Les États-Unis ont longtemps emprunté à des taux plus élevés que certains autres grands gouvernements, comme l’Allemagne. De plus, au cours de la dernière décennie et avant, le soutien de la Réserve fédérale au marché du Trésor américain a été essentiel pour maintenir les prix à la hausse et faire baisser les rendements. Même ainsi, le fond du marché des bons du Trésor américain est tombé au début de la pandémie en Mars 2020 et, depuis plus d’un an, la hausse des taux d’intérêt les soutient également.
Pourtant, on s’inquiète de la liquidité du marché des bons du Trésor, en particulier si les vendeurs peuvent trouver des acheteurs. Il n’est donc pas étonnant que le président Biden n’ait pas pu se permettre de céder aux appels des sirènes du lobby de la théorie monétaire moderne, qui soutenait que les États-Unis avaient au moins la capacité d’émettre des dettes sans limite. Au lieu de cela, il a dû limiter prudemment les dépenses dans son budget, en limitant la taille des programmes de dépenses très attendus qu’il avait promis pendant sa campagne électorale, et même alors, il a dû les financer substantiellement avec une augmentation des impôts plutôt que de les financer uniquement par la dette. Tant pis pour le “Privilège exorbitant” et théorie monétaire moderne.
Ainsi, même si l’impasse actuelle sur le plafond de la dette est résolue – et l’acrimonie impliquée mettra en évidence le dysfonctionnement politique américain, un facteur de déstabilisation supplémentaire pour les actifs américains, y compris les bons du Trésor – il reste la question de la valeur réelle de la dette américaine et si le pays peut en effet continuer à emprunter sans limite.
Si l’on se fie au passé, et qu’il n’y a pas grand-chose d’autre sur lequel baser ses attentes, tout cet emprunt sert simplement à réduire les impôts et à fournir d’énormes subventions aux sociétés américaines improductives qui semblent incapables de relever le défi de la Chine dans des domaines tels que que les technologies de l’information et des communications.

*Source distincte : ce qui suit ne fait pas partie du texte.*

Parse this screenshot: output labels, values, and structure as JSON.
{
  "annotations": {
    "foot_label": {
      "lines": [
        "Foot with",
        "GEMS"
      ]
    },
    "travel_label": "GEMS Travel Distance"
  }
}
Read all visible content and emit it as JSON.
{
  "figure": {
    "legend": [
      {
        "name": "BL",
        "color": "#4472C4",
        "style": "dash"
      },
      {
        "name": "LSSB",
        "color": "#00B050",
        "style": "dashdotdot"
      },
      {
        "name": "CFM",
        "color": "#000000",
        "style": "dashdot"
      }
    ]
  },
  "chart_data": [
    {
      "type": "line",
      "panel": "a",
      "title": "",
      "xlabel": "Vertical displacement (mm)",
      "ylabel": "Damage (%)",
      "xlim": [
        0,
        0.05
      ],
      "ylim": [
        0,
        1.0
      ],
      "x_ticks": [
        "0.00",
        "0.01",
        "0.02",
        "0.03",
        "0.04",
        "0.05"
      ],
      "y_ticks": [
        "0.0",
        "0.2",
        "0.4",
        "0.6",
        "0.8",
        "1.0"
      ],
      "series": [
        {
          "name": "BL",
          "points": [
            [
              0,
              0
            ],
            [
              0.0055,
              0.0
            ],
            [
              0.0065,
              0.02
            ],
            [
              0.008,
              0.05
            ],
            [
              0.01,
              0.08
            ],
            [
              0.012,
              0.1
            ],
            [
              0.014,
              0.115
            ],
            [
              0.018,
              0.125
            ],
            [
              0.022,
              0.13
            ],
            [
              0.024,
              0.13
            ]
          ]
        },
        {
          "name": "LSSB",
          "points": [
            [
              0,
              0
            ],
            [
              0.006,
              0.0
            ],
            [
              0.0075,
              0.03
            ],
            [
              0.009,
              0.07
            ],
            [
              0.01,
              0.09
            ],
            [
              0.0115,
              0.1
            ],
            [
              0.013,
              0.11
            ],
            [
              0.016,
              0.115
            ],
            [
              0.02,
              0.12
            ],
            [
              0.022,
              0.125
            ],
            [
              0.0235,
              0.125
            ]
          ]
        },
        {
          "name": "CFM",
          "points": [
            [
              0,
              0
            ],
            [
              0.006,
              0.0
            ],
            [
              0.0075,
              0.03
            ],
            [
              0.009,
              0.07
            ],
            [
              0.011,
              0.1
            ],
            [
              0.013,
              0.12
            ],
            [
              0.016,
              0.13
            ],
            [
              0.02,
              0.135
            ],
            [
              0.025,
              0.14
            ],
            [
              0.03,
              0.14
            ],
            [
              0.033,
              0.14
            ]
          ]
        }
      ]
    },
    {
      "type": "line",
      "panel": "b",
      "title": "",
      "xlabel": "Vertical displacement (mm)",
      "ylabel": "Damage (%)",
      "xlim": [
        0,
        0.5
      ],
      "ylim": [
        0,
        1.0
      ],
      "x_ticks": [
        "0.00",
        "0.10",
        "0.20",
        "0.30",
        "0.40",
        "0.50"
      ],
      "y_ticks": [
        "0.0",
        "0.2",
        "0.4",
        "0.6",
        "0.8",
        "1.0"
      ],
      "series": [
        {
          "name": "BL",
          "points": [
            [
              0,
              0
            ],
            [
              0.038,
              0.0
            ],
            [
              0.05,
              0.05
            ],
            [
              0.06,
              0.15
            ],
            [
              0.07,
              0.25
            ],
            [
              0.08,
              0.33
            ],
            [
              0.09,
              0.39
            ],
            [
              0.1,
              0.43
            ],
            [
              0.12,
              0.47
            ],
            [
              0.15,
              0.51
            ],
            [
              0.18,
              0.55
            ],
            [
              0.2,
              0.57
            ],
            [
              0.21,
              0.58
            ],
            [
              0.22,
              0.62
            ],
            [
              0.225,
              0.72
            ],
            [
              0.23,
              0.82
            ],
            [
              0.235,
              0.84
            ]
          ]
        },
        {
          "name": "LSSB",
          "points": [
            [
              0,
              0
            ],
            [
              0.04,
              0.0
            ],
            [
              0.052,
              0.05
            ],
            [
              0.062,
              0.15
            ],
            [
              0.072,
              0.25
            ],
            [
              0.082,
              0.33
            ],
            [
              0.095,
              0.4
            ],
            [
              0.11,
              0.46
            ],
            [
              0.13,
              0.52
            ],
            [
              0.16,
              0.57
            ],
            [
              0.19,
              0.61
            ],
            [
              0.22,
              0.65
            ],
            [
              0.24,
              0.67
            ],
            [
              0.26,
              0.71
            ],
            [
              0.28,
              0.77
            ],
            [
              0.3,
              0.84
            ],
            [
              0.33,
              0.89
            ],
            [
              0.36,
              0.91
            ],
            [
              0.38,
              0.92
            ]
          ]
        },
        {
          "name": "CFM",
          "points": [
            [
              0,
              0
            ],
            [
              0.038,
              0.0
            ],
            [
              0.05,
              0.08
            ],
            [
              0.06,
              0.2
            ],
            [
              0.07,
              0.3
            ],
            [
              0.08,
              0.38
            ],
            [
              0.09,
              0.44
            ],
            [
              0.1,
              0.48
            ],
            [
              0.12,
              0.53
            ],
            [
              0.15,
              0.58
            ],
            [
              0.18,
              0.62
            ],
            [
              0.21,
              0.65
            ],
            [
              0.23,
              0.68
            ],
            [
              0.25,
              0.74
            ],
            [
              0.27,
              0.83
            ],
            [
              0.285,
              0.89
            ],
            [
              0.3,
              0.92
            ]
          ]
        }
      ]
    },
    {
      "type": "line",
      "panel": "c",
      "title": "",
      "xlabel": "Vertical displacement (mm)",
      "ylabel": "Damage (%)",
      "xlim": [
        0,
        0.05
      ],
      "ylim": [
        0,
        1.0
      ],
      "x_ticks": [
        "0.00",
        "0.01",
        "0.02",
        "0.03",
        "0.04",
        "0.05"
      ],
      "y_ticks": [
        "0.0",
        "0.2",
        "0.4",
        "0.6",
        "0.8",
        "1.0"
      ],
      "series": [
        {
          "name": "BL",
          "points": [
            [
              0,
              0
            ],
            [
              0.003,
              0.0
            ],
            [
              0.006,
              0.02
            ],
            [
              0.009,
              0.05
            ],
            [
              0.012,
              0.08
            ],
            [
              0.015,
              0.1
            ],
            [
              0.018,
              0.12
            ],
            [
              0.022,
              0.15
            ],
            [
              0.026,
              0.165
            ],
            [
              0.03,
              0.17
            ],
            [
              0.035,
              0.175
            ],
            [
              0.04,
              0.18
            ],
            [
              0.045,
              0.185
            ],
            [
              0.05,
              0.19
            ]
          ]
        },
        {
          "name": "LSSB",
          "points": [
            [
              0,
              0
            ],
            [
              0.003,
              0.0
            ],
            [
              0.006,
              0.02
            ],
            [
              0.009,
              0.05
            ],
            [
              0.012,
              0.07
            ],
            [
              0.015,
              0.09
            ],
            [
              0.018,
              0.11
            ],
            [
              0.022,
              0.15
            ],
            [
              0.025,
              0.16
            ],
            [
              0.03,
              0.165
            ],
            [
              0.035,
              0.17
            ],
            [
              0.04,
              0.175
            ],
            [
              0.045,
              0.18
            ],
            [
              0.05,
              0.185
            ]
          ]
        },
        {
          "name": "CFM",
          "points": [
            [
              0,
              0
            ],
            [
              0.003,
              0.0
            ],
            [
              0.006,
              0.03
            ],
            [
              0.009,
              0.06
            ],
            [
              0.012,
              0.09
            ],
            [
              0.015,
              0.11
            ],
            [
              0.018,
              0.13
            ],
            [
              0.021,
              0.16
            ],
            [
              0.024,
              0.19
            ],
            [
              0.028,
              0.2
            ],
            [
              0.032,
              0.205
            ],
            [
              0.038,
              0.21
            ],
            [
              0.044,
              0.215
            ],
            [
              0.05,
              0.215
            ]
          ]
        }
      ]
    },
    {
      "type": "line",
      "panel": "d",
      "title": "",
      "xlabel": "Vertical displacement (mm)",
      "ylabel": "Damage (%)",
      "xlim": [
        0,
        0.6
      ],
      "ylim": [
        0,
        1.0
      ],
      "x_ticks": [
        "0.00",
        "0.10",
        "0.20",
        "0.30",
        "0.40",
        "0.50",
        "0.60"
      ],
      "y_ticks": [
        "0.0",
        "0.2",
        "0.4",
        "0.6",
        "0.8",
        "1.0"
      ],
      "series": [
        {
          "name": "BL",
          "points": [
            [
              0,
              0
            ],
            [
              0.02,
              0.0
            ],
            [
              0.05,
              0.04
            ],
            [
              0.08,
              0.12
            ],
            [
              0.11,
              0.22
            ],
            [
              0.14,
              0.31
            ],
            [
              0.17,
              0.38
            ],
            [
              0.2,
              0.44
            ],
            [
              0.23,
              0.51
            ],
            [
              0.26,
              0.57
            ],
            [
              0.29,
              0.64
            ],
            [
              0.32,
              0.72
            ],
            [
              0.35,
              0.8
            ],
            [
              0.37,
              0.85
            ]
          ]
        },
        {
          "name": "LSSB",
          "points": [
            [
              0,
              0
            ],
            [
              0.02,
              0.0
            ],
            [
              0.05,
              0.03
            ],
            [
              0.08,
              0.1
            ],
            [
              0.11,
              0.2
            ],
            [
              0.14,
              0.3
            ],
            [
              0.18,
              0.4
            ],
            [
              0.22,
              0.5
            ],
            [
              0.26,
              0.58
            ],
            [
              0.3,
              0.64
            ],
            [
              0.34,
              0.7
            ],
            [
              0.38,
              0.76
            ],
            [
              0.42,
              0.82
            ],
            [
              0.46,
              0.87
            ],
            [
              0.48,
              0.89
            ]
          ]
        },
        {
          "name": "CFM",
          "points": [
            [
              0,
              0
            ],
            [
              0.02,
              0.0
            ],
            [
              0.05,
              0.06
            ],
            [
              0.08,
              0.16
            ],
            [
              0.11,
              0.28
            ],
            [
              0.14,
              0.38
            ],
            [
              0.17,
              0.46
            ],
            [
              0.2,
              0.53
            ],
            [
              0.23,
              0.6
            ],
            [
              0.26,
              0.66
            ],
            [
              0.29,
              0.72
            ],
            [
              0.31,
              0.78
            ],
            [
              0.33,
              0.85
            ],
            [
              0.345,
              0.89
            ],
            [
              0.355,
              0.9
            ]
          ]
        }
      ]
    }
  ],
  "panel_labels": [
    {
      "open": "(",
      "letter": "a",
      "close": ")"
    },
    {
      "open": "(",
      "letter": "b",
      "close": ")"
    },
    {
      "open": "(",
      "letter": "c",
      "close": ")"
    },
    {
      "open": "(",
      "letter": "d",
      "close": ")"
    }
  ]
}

Même le vaste complexe militaro-industriel américain, fortement subventionné, ne peut produire des armes de pointe qui rivalisent avec la Russie et la Chine avec leurs missiles hypersoniques, et ne peut que fournir une série interminable de guerres qui se terminent par une défaite.
Ainsi, l’histoire de la dette américaine est vouée à avoir beaucoup plus de chapitres, chacun plus peu glorieux que le précédent, à moins qu’un changement politique majeur qui relance la fortune économique américaine n’arrive et, jusqu’à présent, aucun ne se profile à l’horizon.